Vytal nodded. “Quick, then!” And in another instant they had started out in the small boat upon their errand of rescue.

The sea, running higher and higher, tossed about the stanch little craft like a cockle-shell, but the brawny arms of the three rowers, holding her stem to the waves, managed to urge her slowly forward. The fly-boat now lay alongside the Admiral, almost within rope-throw, and both vessels hung as close as could be in the wind, their bowsprits bobbing tipsily, their canvas half empty and rattling.

The rowers strained their eyes and hallooed loudly, but there was no sight of the missing man nor any sound in answer save the flap, flap of the great square sails, the rush of the wind, the crash of the spray from broken foam-crests, and shouts from the swaying decks.

The rowers, now under the Admiral’s stern, were pointing the nose of their sea-toy toward the fly-boat. “Roger hath perished,” said Hugh, hoarsely. “God save his brave soul!”

And then, in weird contrast to the grave words, there came to the ears of the three men a laugh and an incoherent call out of the near darkness. It was as though the blade of Hugh’s oar had spoken. In amazement the men ceased rowing and gazed toward the black stern, from whose invisible water-line the sound had undoubtedly come. All steerage of the cock-boat being momentarily neglected, she swung round until a wave, catching her abeam, with all but disastrous results, washed her yet nearer to the grim hull. “Have a care!” cried the voice; “hold off!” And the rowers saw a dark thing bobbing up and down close to the ship. In another moment a man, grasping the end of a long rope in his hand, was clambering, with the aid of his comrades, into the small boat. “Did ye not see,” he said, immediately assisting at one of the oars, “that I grabbed a hawser as I jumped? ’Twas made fast, thank the Lord, somewhere amidships, and here have I been dangling out behind as comfortable as can be—” but his words belied him, for, even with the assertion on his lips, his last remaining strength failed suddenly, and the inimitable Roger Prat fell back senseless.

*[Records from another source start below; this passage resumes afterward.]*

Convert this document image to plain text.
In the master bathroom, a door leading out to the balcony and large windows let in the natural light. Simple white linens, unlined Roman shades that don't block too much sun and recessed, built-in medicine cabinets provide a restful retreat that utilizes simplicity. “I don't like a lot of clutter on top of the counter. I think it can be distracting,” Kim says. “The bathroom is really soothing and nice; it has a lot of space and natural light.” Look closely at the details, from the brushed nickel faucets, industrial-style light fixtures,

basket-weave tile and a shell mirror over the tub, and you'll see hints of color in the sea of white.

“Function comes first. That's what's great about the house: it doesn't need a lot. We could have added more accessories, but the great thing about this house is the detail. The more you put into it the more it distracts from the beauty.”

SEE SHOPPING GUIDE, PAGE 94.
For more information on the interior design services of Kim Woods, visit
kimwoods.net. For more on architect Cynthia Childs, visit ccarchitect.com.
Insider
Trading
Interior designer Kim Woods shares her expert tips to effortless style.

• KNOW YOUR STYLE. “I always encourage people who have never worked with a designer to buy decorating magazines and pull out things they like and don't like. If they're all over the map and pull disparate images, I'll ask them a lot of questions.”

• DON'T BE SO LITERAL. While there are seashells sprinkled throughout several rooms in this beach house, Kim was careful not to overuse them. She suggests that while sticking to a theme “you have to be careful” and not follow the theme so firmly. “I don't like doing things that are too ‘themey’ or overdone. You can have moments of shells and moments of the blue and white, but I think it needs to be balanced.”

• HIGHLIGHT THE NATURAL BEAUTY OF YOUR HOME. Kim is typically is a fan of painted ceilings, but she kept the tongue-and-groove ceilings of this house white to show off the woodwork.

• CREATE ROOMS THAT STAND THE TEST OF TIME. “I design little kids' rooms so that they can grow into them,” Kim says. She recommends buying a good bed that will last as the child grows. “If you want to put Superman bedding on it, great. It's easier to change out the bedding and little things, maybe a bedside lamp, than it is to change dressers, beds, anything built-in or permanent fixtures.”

“To the fly-boat—quick!” said Vytal.

The cockle-shell was now but a dancing shadow, only a little darker than the sea to those who looked down on it from the Admiral’s stern far above. Yet in the eyes of one man, at least, that riotous black spot was a thing by all means to be avoided. “Simon, it is the solution of our problem. That man you say is John Vytal, and, I add, the most cursed mischief-maker under heaven. Had I known they were coming, he and his slavish crew, we might have been driven to no such pass.” The speaker lowered his voice and went on as he had begun, in the Spanish language. “But the chance is ours—yours.”

“How mine?” The question issued with a shivering sound from the other’s teeth.

“Let me see. One thousand crowns,” returned St. Magil, still leaning over the bulwark to gaze down like an evil buzzard on the bobbing shadow beneath him, “and another thousand—and, if it must be, yet another thousand.” He turned, smiling, to note the effect of his offer. “All this if you leave that insignificant cock-boat behind us, and it comes not safe to Virginia.”